Spitzenreiter im Dax waren die Lufthansa-Papiere, bei denen die Freude der Aktionäre über eine Teillösung im Gehaltsstreit mit den Piloten anhielt. Die Anteile der Fluggesellschaft erreichten den höchsten Stand seit Mai vergangenen Jahres und gingen letztlich mit mehr als 2 Prozent im Plus aus dem Handel. Rückenwind erhielten sie auch von einer branchenweit guten Stimmung, nachdem der französische Konkurrent Air France-KLM überzeugende Geschäftszahlen vorgelegt hatte.

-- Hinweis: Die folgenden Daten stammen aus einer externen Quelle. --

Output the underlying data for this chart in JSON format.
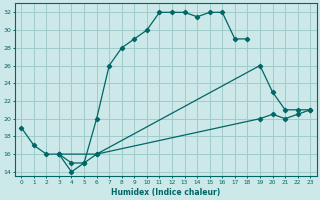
{
  "xlabel": "Humidex (Indice chaleur)",
  "background_color": "#cde8e8",
  "grid_color": "#a0cccc",
  "line_color": "#006666",
  "xlim": [
    -0.5,
    23.5
  ],
  "ylim": [
    13.5,
    33.0
  ],
  "xticks": [
    0,
    1,
    2,
    3,
    4,
    5,
    6,
    7,
    8,
    9,
    10,
    11,
    12,
    13,
    14,
    15,
    16,
    17,
    18,
    19,
    20,
    21,
    22,
    23
  ],
  "yticks": [
    14,
    16,
    18,
    20,
    22,
    24,
    26,
    28,
    30,
    32
  ],
  "line1_x": [
    0,
    1,
    2,
    3,
    4,
    5,
    6,
    7,
    8,
    9,
    10,
    11,
    12,
    13,
    14,
    15,
    16,
    17,
    18
  ],
  "line1_y": [
    19,
    17,
    16,
    16,
    14,
    15,
    20,
    26,
    28,
    29,
    30,
    32,
    32,
    32,
    31.5,
    32,
    32,
    29,
    29
  ],
  "line2_x": [
    3,
    4,
    5,
    6,
    19,
    20,
    21,
    22,
    23
  ],
  "line2_y": [
    16,
    15,
    15,
    16,
    26,
    23,
    21,
    21,
    21
  ],
  "line3_x": [
    3,
    6,
    19,
    20,
    21,
    22,
    23
  ],
  "line3_y": [
    16,
    16,
    20,
    20.5,
    20,
    20.5,
    21
  ]
}
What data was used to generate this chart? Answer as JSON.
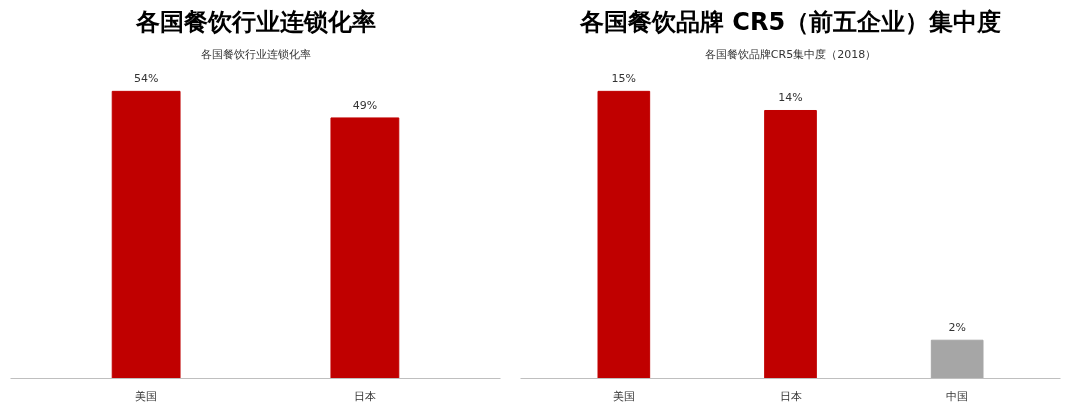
{
  "chart_data": [
    {
      "type": "bar",
      "title": "各国餐饮行业连锁化率",
      "subtitle": "各国餐饮行业连锁化率",
      "categories": [
        "美国",
        "日本"
      ],
      "values": [
        54,
        49
      ],
      "value_labels": [
        "54%",
        "49%"
      ],
      "colors": [
        "#c00000",
        "#c00000"
      ],
      "tick_labels": "x",
      "grid": false,
      "legend": false
    },
    {
      "type": "bar",
      "title": "各国餐饮品牌 CR5（前五企业）集中度",
      "subtitle": "各国餐饮品牌CR5集中度（2018）",
      "categories": [
        "美国",
        "日本",
        "中国"
      ],
      "values": [
        15,
        14,
        2
      ],
      "value_labels": [
        "15%",
        "14%",
        "2%"
      ],
      "colors": [
        "#c00000",
        "#c00000",
        "#a6a6a6"
      ],
      "tick_labels": "x",
      "grid": false,
      "legend": false
    }
  ]
}
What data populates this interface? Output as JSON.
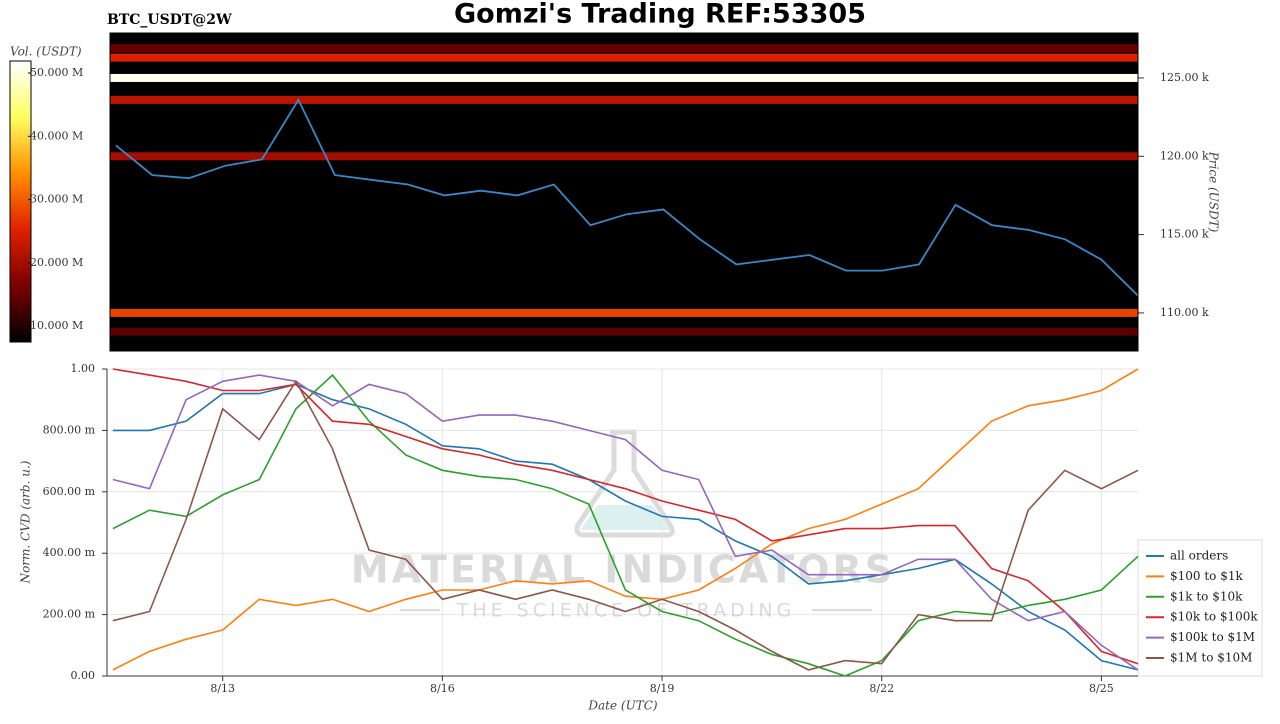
{
  "header": {
    "title": "Gomzi's Trading REF:53305",
    "symbol": "BTC_USDT@2W"
  },
  "chart_data": [
    {
      "type": "heatmap",
      "ylabel": "Price (USDT)",
      "x": [
        11.5,
        12,
        12.5,
        13,
        13.5,
        14,
        14.5,
        15,
        15.5,
        16,
        16.5,
        17,
        17.5,
        18,
        18.5,
        19,
        19.5,
        20,
        20.5,
        21,
        21.5,
        22,
        22.5,
        23,
        23.5,
        24,
        24.5,
        25,
        25.5
      ],
      "xlim": [
        11.42,
        25.5
      ],
      "ylim": [
        107570,
        127870
      ],
      "yticks": [
        {
          "value": 110000,
          "label": "110.00 k"
        },
        {
          "value": 115000,
          "label": "115.00 k"
        },
        {
          "value": 120000,
          "label": "120.00 k"
        },
        {
          "value": 125000,
          "label": "125.00 k"
        }
      ],
      "line": {
        "color": "#3a87c8",
        "values": [
          120700,
          118800,
          118600,
          119400,
          119800,
          123600,
          118800,
          118500,
          118200,
          117500,
          117800,
          117500,
          118200,
          115600,
          116300,
          116600,
          114700,
          113100,
          113400,
          113700,
          112700,
          112700,
          113100,
          116900,
          115600,
          115300,
          114700,
          113400,
          111100
        ]
      },
      "levels": [
        125000,
        126300,
        126900,
        123600,
        120000,
        110000,
        108800
      ],
      "volumes": [
        51000000,
        25000000,
        15000000,
        22000000,
        20000000,
        28000000,
        14000000
      ],
      "colorbar": {
        "label": "Vol. (USDT)",
        "vlim": [
          7500000,
          51900000
        ],
        "ticks": [
          {
            "value": 10000000,
            "label": "10.000 M"
          },
          {
            "value": 20000000,
            "label": "20.000 M"
          },
          {
            "value": 30000000,
            "label": "30.000 M"
          },
          {
            "value": 40000000,
            "label": "40.000 M"
          },
          {
            "value": 50000000,
            "label": "50.000 M"
          }
        ],
        "colors": [
          "#000000",
          "#7a0000",
          "#e02000",
          "#ff9000",
          "#ffff60",
          "#ffffff"
        ]
      }
    },
    {
      "type": "line",
      "xlabel": "Date (UTC)",
      "ylabel": "Norm. CVD (arb. u.)",
      "x": [
        11.5,
        12,
        12.5,
        13,
        13.5,
        14,
        14.5,
        15,
        15.5,
        16,
        16.5,
        17,
        17.5,
        18,
        18.5,
        19,
        19.5,
        20,
        20.5,
        21,
        21.5,
        22,
        22.5,
        23,
        23.5,
        24,
        24.5,
        25,
        25.5
      ],
      "xlim": [
        11.42,
        25.5
      ],
      "xticks": [
        {
          "value": 13,
          "label": "8/13"
        },
        {
          "value": 16,
          "label": "8/16"
        },
        {
          "value": 19,
          "label": "8/19"
        },
        {
          "value": 22,
          "label": "8/22"
        },
        {
          "value": 25,
          "label": "8/25"
        }
      ],
      "ylim": [
        0,
        1
      ],
      "yticks": [
        {
          "value": 0,
          "label": "0.00"
        },
        {
          "value": 0.2,
          "label": "200.00 m"
        },
        {
          "value": 0.4,
          "label": "400.00 m"
        },
        {
          "value": 0.6,
          "label": "600.00 m"
        },
        {
          "value": 0.8,
          "label": "800.00 m"
        },
        {
          "value": 1,
          "label": "1.00"
        }
      ],
      "grid": true,
      "legend": "right",
      "watermark": {
        "title": "MATERIAL INDICATORS",
        "subtitle": "THE SCIENCE OF TRADING"
      },
      "series": [
        {
          "name": "all orders",
          "color": "#1f77b4",
          "values": [
            0.8,
            0.8,
            0.83,
            0.92,
            0.92,
            0.95,
            0.9,
            0.87,
            0.82,
            0.75,
            0.74,
            0.7,
            0.69,
            0.64,
            0.57,
            0.52,
            0.51,
            0.44,
            0.39,
            0.3,
            0.31,
            0.33,
            0.35,
            0.38,
            0.3,
            0.21,
            0.15,
            0.05,
            0.02
          ]
        },
        {
          "name": "$100 to $1k",
          "color": "#ff7f0e",
          "values": [
            0.02,
            0.08,
            0.12,
            0.15,
            0.25,
            0.23,
            0.25,
            0.21,
            0.25,
            0.28,
            0.28,
            0.31,
            0.3,
            0.31,
            0.26,
            0.25,
            0.28,
            0.35,
            0.43,
            0.48,
            0.51,
            0.56,
            0.61,
            0.72,
            0.83,
            0.88,
            0.9,
            0.93,
            1.0
          ]
        },
        {
          "name": "$1k to $10k",
          "color": "#2ca02c",
          "values": [
            0.48,
            0.54,
            0.52,
            0.59,
            0.64,
            0.87,
            0.98,
            0.83,
            0.72,
            0.67,
            0.65,
            0.64,
            0.61,
            0.56,
            0.28,
            0.21,
            0.18,
            0.12,
            0.07,
            0.04,
            0.0,
            0.05,
            0.18,
            0.21,
            0.2,
            0.23,
            0.25,
            0.28,
            0.39
          ]
        },
        {
          "name": "$10k to $100k",
          "color": "#d62728",
          "values": [
            1.0,
            0.98,
            0.96,
            0.93,
            0.93,
            0.95,
            0.83,
            0.82,
            0.78,
            0.74,
            0.72,
            0.69,
            0.67,
            0.64,
            0.61,
            0.57,
            0.54,
            0.51,
            0.44,
            0.46,
            0.48,
            0.48,
            0.49,
            0.49,
            0.35,
            0.31,
            0.21,
            0.08,
            0.04
          ]
        },
        {
          "name": "$100k to $1M",
          "color": "#9467bd",
          "values": [
            0.64,
            0.61,
            0.9,
            0.96,
            0.98,
            0.96,
            0.88,
            0.95,
            0.92,
            0.83,
            0.85,
            0.85,
            0.83,
            0.8,
            0.77,
            0.67,
            0.64,
            0.39,
            0.41,
            0.33,
            0.33,
            0.33,
            0.38,
            0.38,
            0.25,
            0.18,
            0.21,
            0.1,
            0.02
          ]
        },
        {
          "name": "$1M to $10M",
          "color": "#8c564b",
          "values": [
            0.18,
            0.21,
            0.51,
            0.87,
            0.77,
            0.96,
            0.74,
            0.41,
            0.38,
            0.25,
            0.28,
            0.25,
            0.28,
            0.25,
            0.21,
            0.25,
            0.21,
            0.15,
            0.08,
            0.02,
            0.05,
            0.04,
            0.2,
            0.18,
            0.18,
            0.54,
            0.67,
            0.61,
            0.67
          ]
        }
      ]
    }
  ]
}
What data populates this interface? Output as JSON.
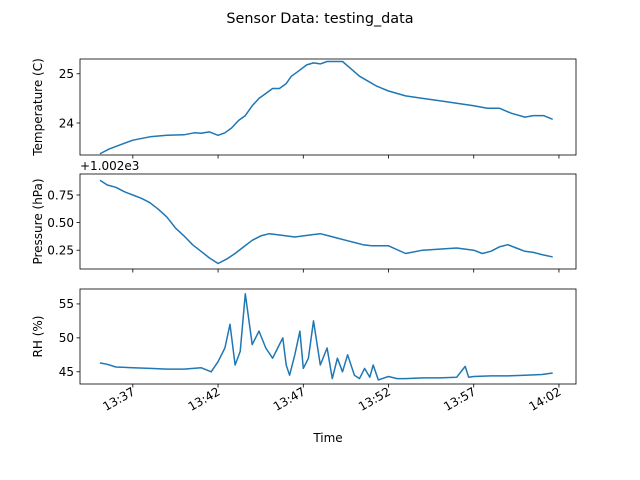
{
  "chart_data": {
    "type": "line",
    "title": "Sensor Data: testing_data",
    "xlabel": "Time",
    "x_tick_labels": [
      "13:37",
      "13:42",
      "13:47",
      "13:52",
      "13:57",
      "14:02"
    ],
    "x_tick_minutes": [
      817,
      822,
      827,
      832,
      837,
      842
    ],
    "xlim_minutes": [
      813.9,
      843.0
    ],
    "line_color": "#1f77b4",
    "grid": false,
    "shared_x": true,
    "panels": [
      {
        "name": "temperature",
        "ylabel": "Temperature (C)",
        "ylim": [
          23.35,
          25.3
        ],
        "yticks": [
          24,
          25
        ],
        "ytick_labels": [
          "24",
          "25"
        ],
        "offset_label": "",
        "series": {
          "x": [
            815.1,
            815.6,
            816.2,
            817.0,
            818.0,
            819.0,
            820.0,
            820.6,
            821.0,
            821.5,
            822.0,
            822.4,
            822.8,
            823.2,
            823.6,
            824.0,
            824.4,
            824.8,
            825.2,
            825.6,
            826.0,
            826.3,
            826.7,
            827.2,
            827.6,
            828.0,
            828.4,
            828.8,
            829.3,
            829.8,
            830.3,
            830.8,
            831.3,
            832.0,
            833.0,
            834.0,
            835.0,
            836.0,
            837.0,
            837.8,
            838.5,
            839.2,
            840.0,
            840.5,
            841.1,
            841.6
          ],
          "y": [
            23.38,
            23.47,
            23.55,
            23.65,
            23.72,
            23.75,
            23.76,
            23.8,
            23.79,
            23.82,
            23.75,
            23.8,
            23.9,
            24.05,
            24.15,
            24.35,
            24.5,
            24.6,
            24.7,
            24.7,
            24.8,
            24.95,
            25.05,
            25.18,
            25.22,
            25.2,
            25.25,
            25.25,
            25.25,
            25.1,
            24.95,
            24.85,
            24.75,
            24.65,
            24.55,
            24.5,
            24.45,
            24.4,
            24.35,
            24.3,
            24.3,
            24.2,
            24.12,
            24.15,
            24.15,
            24.08
          ]
        }
      },
      {
        "name": "pressure",
        "ylabel": "Pressure (hPa)",
        "ylim": [
          0.08,
          0.94
        ],
        "yticks": [
          0.25,
          0.5,
          0.75
        ],
        "ytick_labels": [
          "0.25",
          "0.50",
          "0.75"
        ],
        "offset_label": "+1.002e3",
        "series": {
          "x": [
            815.1,
            815.5,
            816.0,
            816.5,
            817.0,
            817.5,
            818.0,
            818.5,
            819.0,
            819.5,
            820.0,
            820.5,
            821.0,
            821.5,
            822.0,
            822.5,
            823.0,
            823.5,
            824.0,
            824.5,
            825.0,
            825.5,
            826.0,
            826.5,
            827.0,
            827.5,
            828.0,
            828.5,
            829.0,
            829.5,
            830.0,
            830.5,
            831.0,
            831.5,
            832.0,
            833.0,
            834.0,
            835.0,
            836.0,
            837.0,
            837.5,
            838.0,
            838.5,
            839.0,
            839.5,
            840.0,
            840.5,
            841.0,
            841.6
          ],
          "y": [
            0.88,
            0.84,
            0.82,
            0.78,
            0.75,
            0.72,
            0.68,
            0.62,
            0.55,
            0.45,
            0.38,
            0.3,
            0.24,
            0.18,
            0.13,
            0.17,
            0.22,
            0.28,
            0.34,
            0.38,
            0.4,
            0.39,
            0.38,
            0.37,
            0.38,
            0.39,
            0.4,
            0.38,
            0.36,
            0.34,
            0.32,
            0.3,
            0.29,
            0.29,
            0.29,
            0.22,
            0.25,
            0.26,
            0.27,
            0.25,
            0.22,
            0.24,
            0.28,
            0.3,
            0.27,
            0.24,
            0.23,
            0.21,
            0.19
          ]
        }
      },
      {
        "name": "humidity",
        "ylabel": "RH (%)",
        "ylim": [
          43.2,
          57.2
        ],
        "yticks": [
          45,
          50,
          55
        ],
        "ytick_labels": [
          "45",
          "50",
          "55"
        ],
        "offset_label": "",
        "series": {
          "x": [
            815.1,
            815.5,
            816.0,
            817.0,
            818.0,
            819.0,
            820.0,
            821.0,
            821.6,
            822.0,
            822.4,
            822.7,
            823.0,
            823.3,
            823.6,
            824.0,
            824.4,
            824.8,
            825.2,
            825.5,
            825.8,
            826.0,
            826.2,
            826.5,
            826.8,
            827.0,
            827.3,
            827.6,
            828.0,
            828.4,
            828.7,
            829.0,
            829.3,
            829.6,
            830.0,
            830.3,
            830.6,
            830.9,
            831.1,
            831.4,
            832.0,
            832.5,
            833.0,
            834.0,
            835.0,
            836.0,
            836.5,
            836.7,
            837.0,
            838.0,
            839.0,
            840.0,
            841.0,
            841.6
          ],
          "y": [
            46.3,
            46.1,
            45.7,
            45.6,
            45.5,
            45.4,
            45.4,
            45.6,
            45.0,
            46.5,
            48.5,
            52.0,
            46.0,
            48.0,
            56.5,
            49.0,
            51.0,
            48.5,
            47.0,
            48.5,
            50.0,
            46.0,
            44.5,
            47.5,
            51.0,
            45.5,
            47.0,
            52.5,
            46.0,
            48.5,
            44.0,
            47.0,
            45.0,
            47.5,
            44.5,
            44.0,
            45.5,
            44.2,
            46.0,
            43.8,
            44.3,
            44.0,
            44.0,
            44.1,
            44.1,
            44.2,
            45.8,
            44.2,
            44.3,
            44.4,
            44.4,
            44.5,
            44.6,
            44.8
          ]
        }
      }
    ]
  }
}
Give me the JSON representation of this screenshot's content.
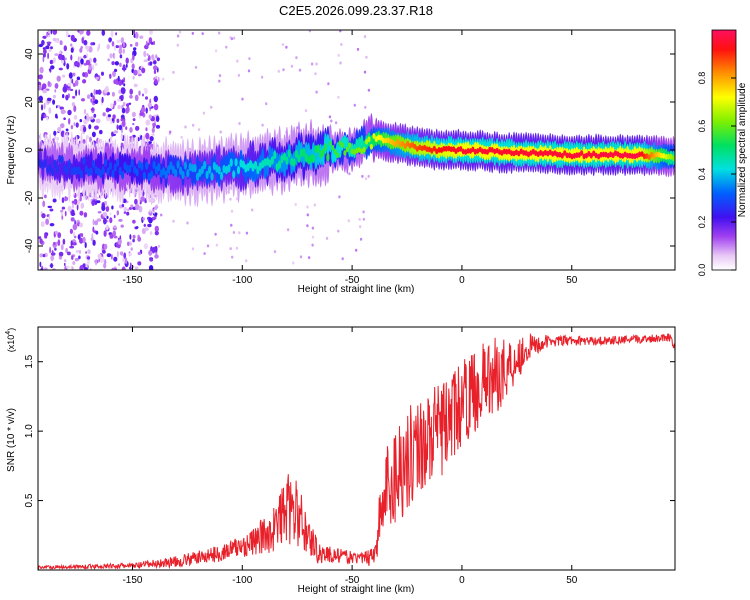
{
  "figure_title": "C2E5.2026.099.23.37.R18",
  "chart_data": [
    {
      "type": "heatmap",
      "title": "C2E5.2026.099.23.37.R18",
      "xlabel": "Height of straight line (km)",
      "ylabel": "Frequency (Hz)",
      "xlim": [
        -193,
        97
      ],
      "ylim": [
        -50,
        50
      ],
      "xticks": [
        -150,
        -100,
        -50,
        0,
        50
      ],
      "yticks": [
        -40,
        -20,
        0,
        20,
        40
      ],
      "colorbar": {
        "label": "Normalized spectral amplitude",
        "range": [
          0,
          1
        ],
        "ticks": [
          0.0,
          0.2,
          0.4,
          0.6,
          0.8
        ]
      },
      "ridge": {
        "x": [
          -193,
          -175,
          -150,
          -140,
          -120,
          -100,
          -80,
          -60,
          -45,
          -40,
          -30,
          -20,
          -10,
          0,
          20,
          50,
          80,
          97
        ],
        "y": [
          -6,
          -7,
          -8,
          -9,
          -9,
          -7,
          -4,
          0,
          2,
          5,
          3,
          1,
          0,
          0,
          -1,
          -2,
          -2,
          -3
        ],
        "amplitude": [
          0.25,
          0.28,
          0.3,
          0.32,
          0.38,
          0.42,
          0.48,
          0.55,
          0.62,
          0.7,
          0.8,
          0.88,
          0.92,
          0.95,
          0.95,
          0.96,
          0.97,
          0.6
        ]
      }
    },
    {
      "type": "line",
      "xlabel": "Height of straight line (km)",
      "ylabel": "SNR (10 * v/v)",
      "multiplier_label": "(x10",
      "multiplier_exp": "4",
      "multiplier_close": ")",
      "xlim": [
        -193,
        97
      ],
      "ylim": [
        0,
        1.75
      ],
      "xticks": [
        -150,
        -100,
        -50,
        0,
        50
      ],
      "yticks": [
        0.5,
        1.0,
        1.5
      ],
      "series": [
        {
          "name": "SNR",
          "color": "#e8202a",
          "envelope_x": [
            -193,
            -150,
            -130,
            -110,
            -95,
            -85,
            -80,
            -75,
            -70,
            -65,
            -55,
            -45,
            -40,
            -38,
            -35,
            -30,
            -20,
            -10,
            0,
            10,
            20,
            30,
            40,
            60,
            80,
            95,
            97
          ],
          "envelope_y": [
            0.02,
            0.03,
            0.06,
            0.12,
            0.2,
            0.3,
            0.45,
            0.4,
            0.25,
            0.12,
            0.1,
            0.08,
            0.12,
            0.3,
            0.55,
            0.7,
            0.9,
            1.0,
            1.2,
            1.35,
            1.45,
            1.6,
            1.65,
            1.65,
            1.66,
            1.68,
            1.6
          ],
          "noise_amplitude": [
            0.01,
            0.02,
            0.04,
            0.06,
            0.1,
            0.18,
            0.25,
            0.25,
            0.15,
            0.08,
            0.05,
            0.04,
            0.1,
            0.2,
            0.35,
            0.4,
            0.35,
            0.35,
            0.3,
            0.3,
            0.25,
            0.1,
            0.04,
            0.03,
            0.03,
            0.03,
            0.03
          ]
        }
      ]
    }
  ]
}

Schwäche zeigten dagegen Finanzwerte. Anteilscheine der Deutschen Bank etwa zollten ihrer jüngsten Erholungsbewegung Tribut: Nach zuletzt drei freundlichen Handelstagen verloren sie fast 2 Prozent. Für jene des Konkurrenten Commerzbank ging es im europaweit schwachen Branchenumfeld sogar um 2,5 Prozent nach unten. Sie waren damit das Schlusslicht im Dax.

Unter den Nebenwerten im MDax sorgte ein Bericht des «Manager Magazins» bei Hugo Boss für Gesprächsstoff. Die Papiere rückten mit einem Aufschlag von 6,6 Prozent auf den höchsten Stand seit fast einem Jahr vor, nachdem es hieß, der Modekonzern sei ins Visier eines aktivistischen Investors geraten. Auch CTS Eventim erreichten den höchsten Stand seit Anfang März 2016. Besser als erwartete Eckdaten für das Jahr 2016 sorgten bei dem Ticketanbieter für Rückenwind und ein Kursplus von mehr als 3 Prozent.

Außerdem legten Stada im MDax rund 1 Prozent zu. Sie profitierten damit vom Gerücht, dass der Finanzinvestor Advent im Bieterwettbewerb um den Generikahersteller bald ein neues Gebot vorlegen werde. Airbus dagegen gehörten mit gut 1 Prozent zu den Verlierern, weil Österreich Klage gegen den Rüstungskonzern einreichte. Die Alpenrepublik fühlt sich beim Kauf von Kampfflugzeugen des Typs Eurofighter über den Tisch gezogen.

Im SDax erfreute Takkt die Anleger mit einem Kursanstieg von 3,69 Prozent. Der auf Büroausstattung spezialisierte Versandhändler konnte seinen Jahresumsatz und den Gewinn deutlich steigern und will die Dividende anheben.

Der EuroStoxx 50 fiel um 0,38 Prozent auf 3311,04 Punkte. Der CAC 40 in Paris verlor etwas mehr als ein halbes Prozent und auch der Londoner FTSE 100 schloss schwächer. In New York ging dem Dow Jones Industrial nach einem früh erreichten Rekordstand die Puste aus. Angesichts durchwachsener US-Konjunkturdaten stand er zuletzt knapp im Minus.

Am Rentenmarkt verharrte die Umlaufrendite bei 0,12 Prozent. Der Rentenindex Rex stieg um 0,01 Prozent auf 142,22 Punkte. Der Bund-Future legte um 0,28 Prozent auf 163,84 Punkte zu. Für den Euro hatte die Europäische Zentralbank (EZB) den Referenzkurs auf 1,0652 (Mittwoch: 1,0555) US-Dollar festgesetzt. Der Dollar kostete damit 0,9388 (0,9474) Euro.